I have to wonder, am I a hobby writer?
Recently I went into a funk after failing to secure successful bids in a couple writing contests, one for Top Cow comics and another for the Amazon Breakthrough Novel, where I didn't make it past the first round. I've been trying to break into comics for years, and Modern Ark, the novel I submitted to Amazon's contest, has been the source of my most sustained effort to be accepted by actual publishers. Admittedly, it's an incredibly tricky book, a literary jumble really, something I was incredibly proud to write but probably looks at the very least convoluted to anyone looking for something with obviously broad appeal.
The other reason the funk happened is that I haven't written a word of my WIP since last year, and for a number of reasons, including the fact that financially I've been on a slippery slope since Borders closed in the fall of 2011, and I've been feeling panicky for months now, trying to secure a better employment position and failing miserably. That's pretty much the mode I've been in since Borders, actually, so there are bound to be moments where it feels overwhelming.
A lot of the writing I've done has been where I've been in a more secure situation. The lone exception was just after Borders closed, when I was completely unemployed for four months, and I wrote Yoshimi Trilogy. It's much more difficult, apparently, to write with what for all intents and purposes is a part-time job. Throughout 2013 so far I've been getting very few hours, which at least in theory would have been fantastic as far as using the time to finish the first draft of the WIP, but I ended up spending a lot of time job-hunting, and blogging. I love blogging, otherwise I wouldn't do it, but there are times that I wonder if it gets in my way.
That and doubts. I know I've stumbled into a community with a whole Insecure Writers thing every month, and I've never taken part in it. Sometimes it just seems as if the whole community spends all its time supporting each other, not really reading each other so much as, well, supporting each other, and it can get a little annoying. But I get my doubts, and the recent failures gave me pause. A great big pause, because I don't like failure any more than the next guy, and sometimes it seems as if failure is all I ever really experience, and I wonder, what's the point? I've now written a number of manuscripts, and last year the one book I had a contract with a publisher to have released by someone other than me ended up losing its home. Earlier this month I salvaged some of my self-esteem with the Project Mayhem anthology, and...I'm not sure, but I guess I'll just have to accept it as a personal accomplishment, because I just don't have the ability to see it go much further than that. I thought maybe the contributors would have been a little more excited about it, or have more or better connections than I do, or maybe they were all thinking the same about me. Well, unfortunately that simply isn't the case.
And so it makes me go back to something I said in a book review I did earlier this year for someone in my blogging circle. I called them a hobby writer. I'm not sure, but I think they might have taken offense to that. So what exactly is a hobby writer?
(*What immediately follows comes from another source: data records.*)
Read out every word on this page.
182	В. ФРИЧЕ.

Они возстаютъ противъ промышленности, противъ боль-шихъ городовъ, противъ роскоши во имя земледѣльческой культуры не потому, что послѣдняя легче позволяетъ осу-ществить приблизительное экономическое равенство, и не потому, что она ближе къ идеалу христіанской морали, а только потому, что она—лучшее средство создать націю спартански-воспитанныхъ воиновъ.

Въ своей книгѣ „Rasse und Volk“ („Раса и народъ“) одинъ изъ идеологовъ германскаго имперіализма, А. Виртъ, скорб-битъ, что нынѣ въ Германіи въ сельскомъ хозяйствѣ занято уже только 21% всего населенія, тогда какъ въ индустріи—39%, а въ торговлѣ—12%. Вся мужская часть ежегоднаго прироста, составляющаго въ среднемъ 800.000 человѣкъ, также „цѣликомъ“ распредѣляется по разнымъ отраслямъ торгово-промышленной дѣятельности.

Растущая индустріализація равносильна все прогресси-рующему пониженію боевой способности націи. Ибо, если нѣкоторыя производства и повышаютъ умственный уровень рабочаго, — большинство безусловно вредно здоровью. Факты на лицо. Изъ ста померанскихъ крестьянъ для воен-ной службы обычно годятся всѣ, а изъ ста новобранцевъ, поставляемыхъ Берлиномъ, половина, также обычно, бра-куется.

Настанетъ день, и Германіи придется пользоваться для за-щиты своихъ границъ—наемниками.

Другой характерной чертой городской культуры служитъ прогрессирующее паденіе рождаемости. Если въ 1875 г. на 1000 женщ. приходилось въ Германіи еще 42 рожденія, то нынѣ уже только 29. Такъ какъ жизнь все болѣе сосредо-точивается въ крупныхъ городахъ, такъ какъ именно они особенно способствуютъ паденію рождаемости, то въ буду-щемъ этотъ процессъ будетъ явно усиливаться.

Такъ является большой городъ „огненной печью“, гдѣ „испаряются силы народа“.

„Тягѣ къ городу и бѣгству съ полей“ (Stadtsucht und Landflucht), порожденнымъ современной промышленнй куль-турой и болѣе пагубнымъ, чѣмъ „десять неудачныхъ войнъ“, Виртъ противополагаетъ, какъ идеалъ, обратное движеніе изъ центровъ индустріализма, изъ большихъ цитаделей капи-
As opposed to writers who feel it in their bones, hobby writers write because they feel like it, because they always thought it was a really good idea. They have ideas, but they don't have inspiration. What I mean is they can come up with ideas. Any writer needs ideas, and obviously every writer works with ideas, the whole point of being a writer is that you feel compelled to write about your ideas. A hobby writer stops at that level. They don't particularly know or care to develop their own specific voice. They believe that their ideas are enough. It's not really about the words that shape the ideas, it's just a compulsion to write. They add to the catalog of stories but they don't necessarily add to the canon of books. Their work is disposable, essentially, something that will entertain people who exist at the time the writer is living, releasing their material, but will be forgotten utterly and completely in the years to come.
This is not about popularity. Popularity is a shifting phenomenon. Something that's wildly popular one day can and will be completely forgotten the next. Transcendent writing of any nature whether in books or songs or movies, endures, can and will be rediscovered and recognized for what it is, not the work of the writer but a story that seems to exist on its own merit. I tend to think true writers can work in this mode on a consistent basis. Hobby writers, then, are the ones who don't. They are and always will be sustained on a basis of being known as someone who writes. The others are known because of the stories they've written.
As a blogger, as someone who actively blogs about writing, I wonder if I'm a hobby writer. Do I in fact write stories that exist to say that I'm a writer or do the stories exist that reveal me as a writer? More and more I've been thinking of self-publishing as a way to conclude this once and for all. In the days and weeks and months to follow, I think I'll be self-publishing a lot more material. I'll start with Yoshimi Trilogy. I've been telling you a lot about the Space Corps saga, and that of course is the subject of the WIP I hope to finish as a draft relatively soon (I've only had a third to go since December), but Yoshimi Trilogy represents a different kind of iconic story for me, something uncomplicated, which I can release as a series.
Yes, it seemed that as soon as I released Project Mayhem I dropped off the face of the earth, certainly here on this particular blog, and now I'll be spending time here talking about a different project, then another, then another...To me, it's weird, but then I haven't spent a lot of time talking about myself as a writer, really only when I was doing NaNoWriMo circa 2004-2006. Hopefully when I'm finished, and maybe this will take all of 2013 and maybe longer, I'll have an answer to my question and maybe put it all behind me. We'll see.